Using a neural network model to evaluate the mechanical and tribological properties of vermicular cast iron based on hardness

Abstract

Measuring the tensile strength, wear resistance, and impact strength of metals, particularly cast iron, is complex and more expensive than performing hardness tests. In the present study, owing to the ease of specimen preparation and low cost, the Hardness (HB) test was used to approximately predict Wear Rate (WR), Impact Energy (IE), and tensile strength (TS).

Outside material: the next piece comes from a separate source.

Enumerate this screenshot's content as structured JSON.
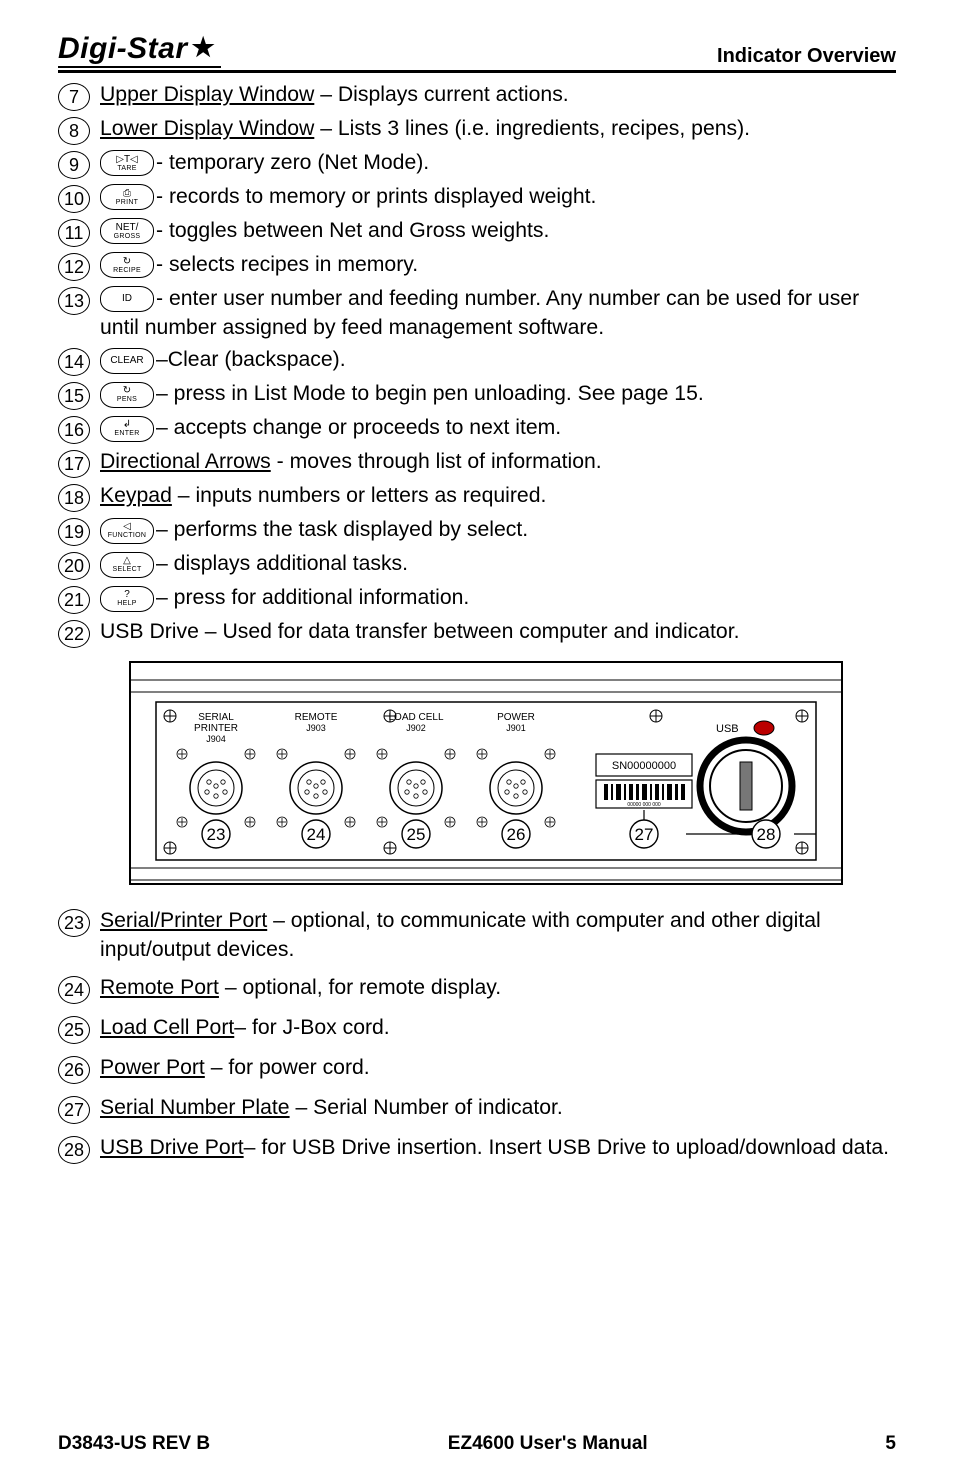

The relation between Mg% and HB, tensile strength, WR, and IE was examined by using three experimental groups of compacted graphite cast iron (CGI) treated with a nodulizer (Fe–Si–Mg) alloy at different carbon equivalents (CEs) of 3.5, 4.0, and 4.5 %. The produced CGI exhibited HB, TS, WR, and IE of 191–226 HB, 402–455 MPa, 30.1–23.8 mg/cm2, and 22–15 J, respectively. The good results were taken at a CE of 4.5 % and Mg content of 0.0118–0.0155 %. the regression analysis and artificial neural network model (ANNs) were used in the hardness test, and the results indicated the possibility of predicting IE, WR, tensile strength, and high accuracy Mg% of the produced CGI. It could be observed that, the neural network algorithm model has a high prediction precision for determining the Mg% content and the properties of the prepared CGI based on hardness. In the case of CE = 4, the MSE calculated for the predicted and measured data taken from the used ANNs model is 3.7 E−8, 20.33, 0.3084, and 0.099 for Mg%, TS, WR, and IE, respectively.